Murdoch to step down as 21st Century Fox chief executive

Rupert Murdoch Image copyright Getty Images

Rupert Murdoch is preparing to step down as chief executive of 21st Century Fox, sources close to the company say.

His son James will take over the role, while his other son Lachlan will become executive co-chairman.

The 84-year-old Rupert Murdoch will remain as executive chairman at the company and still have the final say in matters.

The company said the matter of succession would be discussed at the next board meeting.

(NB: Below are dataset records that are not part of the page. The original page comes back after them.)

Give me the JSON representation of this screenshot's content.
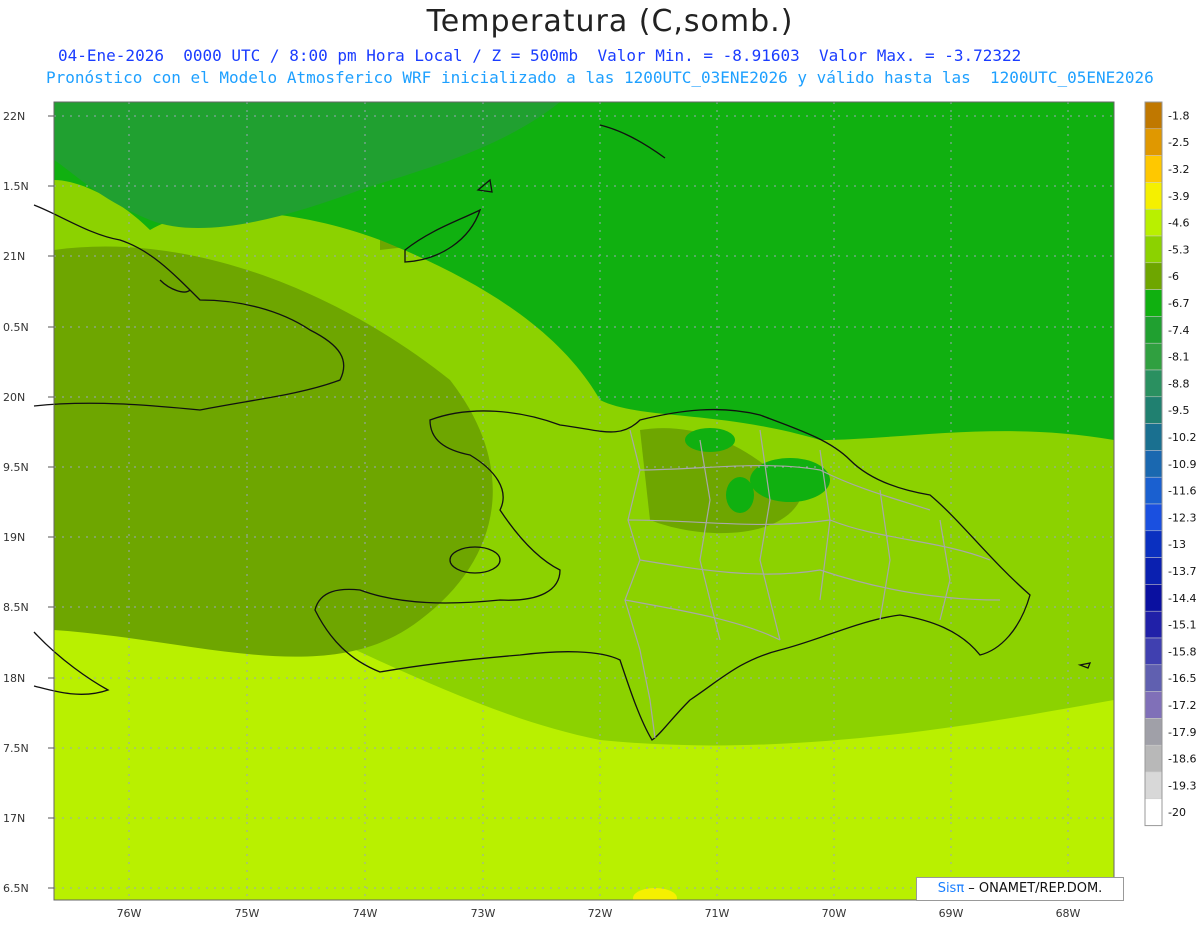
{
  "header": {
    "title": "Temperatura (C,somb.)",
    "line1": "04-Ene-2026  0000 UTC / 8:00 pm Hora Local / Z = 500mb  Valor Min. = -8.91603  Valor Max. = -3.72322",
    "line2": "Pronóstico con el Modelo Atmosferico WRF inicializado a las 1200UTC_03ENE2026 y válido hasta las  1200UTC_05ENE2026"
  },
  "axes": {
    "lat_labels": [
      "22N",
      "1.5N",
      "21N",
      "0.5N",
      "20N",
      "9.5N",
      "19N",
      "8.5N",
      "18N",
      "7.5N",
      "17N",
      "6.5N"
    ],
    "lon_labels": [
      "76W",
      "75W",
      "74W",
      "73W",
      "72W",
      "71W",
      "70W",
      "69W",
      "68W"
    ]
  },
  "colorbar": {
    "labels": [
      "-1.8",
      "-2.5",
      "-3.2",
      "-3.9",
      "-4.6",
      "-5.3",
      "-6",
      "-6.7",
      "-7.4",
      "-8.1",
      "-8.8",
      "-9.5",
      "-10.2",
      "-10.9",
      "-11.6",
      "-12.3",
      "-13",
      "-13.7",
      "-14.4",
      "-15.1",
      "-15.8",
      "-16.5",
      "-17.2",
      "-17.9",
      "-18.6",
      "-19.3",
      "-20"
    ],
    "colors": [
      "#c07800",
      "#e09800",
      "#ffc800",
      "#f5f000",
      "#b9f000",
      "#8cd200",
      "#6ea600",
      "#10b010",
      "#20a030",
      "#30a040",
      "#2a9060",
      "#208070",
      "#1a7090",
      "#1a68b0",
      "#1a60d0",
      "#1a50e0",
      "#0a30c0",
      "#0a20b0",
      "#0a10a0",
      "#2020a8",
      "#4040b0",
      "#6060b0",
      "#8070b8",
      "#a0a0a8",
      "#b8b8b8",
      "#d8d8d8",
      "#ffffff"
    ]
  },
  "credit": {
    "brand": "Sisπ",
    "text": " –  ONAMET/REP.DOM."
  }
}
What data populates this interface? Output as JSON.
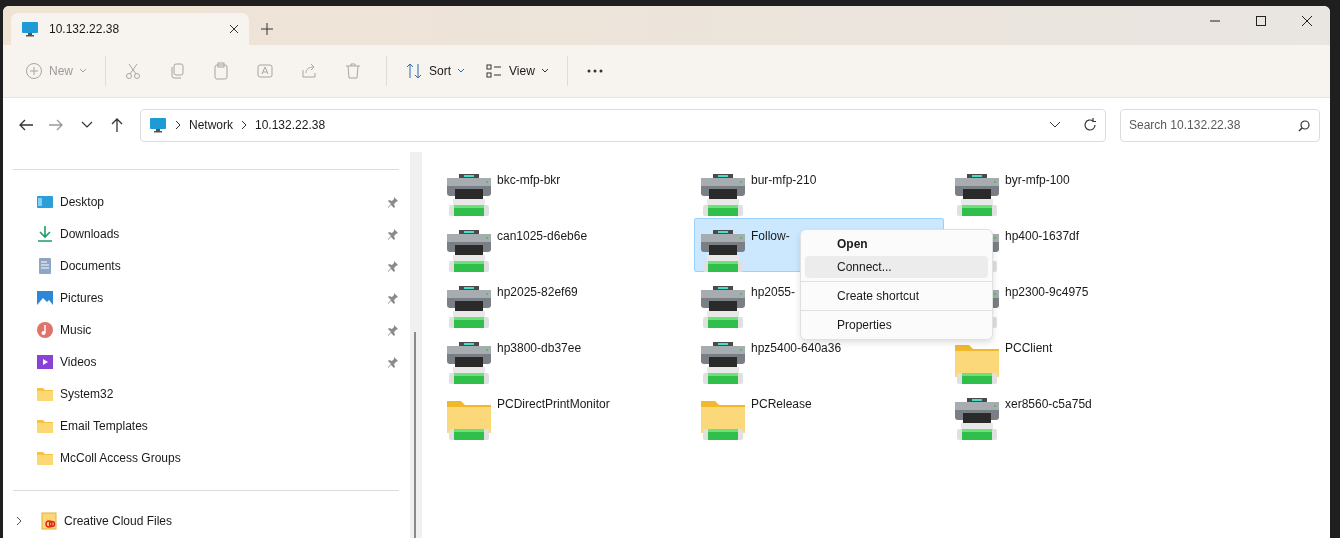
{
  "window": {
    "tab_title": "10.132.22.38"
  },
  "toolbar": [
    {
      "kind": "new",
      "label": "New",
      "disabled": true
    },
    {
      "kind": "cut",
      "disabled": true
    },
    {
      "kind": "copy",
      "disabled": true
    },
    {
      "kind": "paste",
      "disabled": true
    },
    {
      "kind": "rename",
      "disabled": true
    },
    {
      "kind": "share",
      "disabled": true
    },
    {
      "kind": "delete",
      "disabled": true
    },
    {
      "kind": "sort",
      "label": "Sort",
      "disabled": false
    },
    {
      "kind": "view",
      "label": "View",
      "disabled": false
    },
    {
      "kind": "more",
      "disabled": false
    }
  ],
  "address": {
    "crumbs": [
      "Network",
      "10.132.22.38"
    ],
    "search_placeholder": "Search 10.132.22.38"
  },
  "sidebar": {
    "items": [
      {
        "label": "Desktop",
        "kind": "desktop",
        "pinned": true
      },
      {
        "label": "Downloads",
        "kind": "downloads",
        "pinned": true
      },
      {
        "label": "Documents",
        "kind": "documents",
        "pinned": true
      },
      {
        "label": "Pictures",
        "kind": "pictures",
        "pinned": true
      },
      {
        "label": "Music",
        "kind": "music",
        "pinned": true
      },
      {
        "label": "Videos",
        "kind": "videos",
        "pinned": true
      },
      {
        "label": "System32",
        "kind": "folder",
        "pinned": false
      },
      {
        "label": "Email Templates",
        "kind": "folder",
        "pinned": false
      },
      {
        "label": "McColl Access Groups",
        "kind": "folder",
        "pinned": false
      }
    ],
    "bottom_items": [
      {
        "label": "Creative Cloud Files",
        "kind": "cloud",
        "expanded": false
      }
    ]
  },
  "items": [
    {
      "name": "bkc-mfp-bkr",
      "kind": "printer",
      "selected": false
    },
    {
      "name": "bur-mfp-210",
      "kind": "printer",
      "selected": false
    },
    {
      "name": "byr-mfp-100",
      "kind": "printer",
      "selected": false
    },
    {
      "name": "can1025-d6eb6e",
      "kind": "printer",
      "selected": false
    },
    {
      "name": "Follow-",
      "kind": "printer",
      "selected": true
    },
    {
      "name": "hp400-1637df",
      "kind": "printer",
      "selected": false
    },
    {
      "name": "hp2025-82ef69",
      "kind": "printer",
      "selected": false
    },
    {
      "name": "hp2055-",
      "kind": "printer",
      "selected": false
    },
    {
      "name": "hp2300-9c4975",
      "kind": "printer",
      "selected": false
    },
    {
      "name": "hp3800-db37ee",
      "kind": "printer",
      "selected": false
    },
    {
      "name": "hpz5400-640a36",
      "kind": "printer",
      "selected": false
    },
    {
      "name": "PCClient",
      "kind": "folder",
      "selected": false
    },
    {
      "name": "PCDirectPrintMonitor",
      "kind": "folder",
      "selected": false
    },
    {
      "name": "PCRelease",
      "kind": "folder",
      "selected": false
    },
    {
      "name": "xer8560-c5a75d",
      "kind": "printer",
      "selected": false
    }
  ],
  "context_menu": [
    {
      "label": "Open",
      "default": true,
      "highlighted": false
    },
    {
      "label": "Connect...",
      "default": false,
      "highlighted": true
    },
    {
      "kind": "separator"
    },
    {
      "label": "Create shortcut",
      "default": false,
      "highlighted": false
    },
    {
      "kind": "separator"
    },
    {
      "label": "Properties",
      "default": false,
      "highlighted": false
    }
  ]
}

It would not comment further.

James Murdoch, 42, has been acting as co-chief operating officer at Fox after leaving his job running BSkyB. His new role will entail running the day-to-day business of Fox.

As executive co-chairman, Lachlan will effectively be James' boss.


Image copyright Getty Images
Image caption Lachlan, Rupert and James Murdoch

Analysis: Robert Peston, BBC economics editor

What do these changes all mean?

First and foremost it does not mean Rupert Murdoch is bowing out.

He, too, will be an executive co-chairman.

And I am told that he will continue to be the most powerful individual in the sprawling entertainment empire.

But it will represent the latest stage in the rehabilitation of James Murdoch, whose reputation was damaged by his stint as head of News Corporation in Europe and Asia when the News-of-the-World phone hacking scandal broke.

However, it also shows that Lachlan will probably end up as the most powerful of the Murdochs - as and when Rupert Murdoch stands down - which, according to those close to him, is as remote a prospect as ever.


Chief operating officer, Chase Carey, will step down and take on a role as adviser to the company.

Entertainment firm 21st Century Fox was created two years ago after being split up from Murdoch's less profitable media firm, Newscorp.

It owns the Fox Hollywood studios and television businesses.

In the last quarter, 21st Century Fox reported net income of $975m (£629m), while News Corp, which owns the Wall Street Journal, The Times and The Sun, made a profit of $23m (£15m).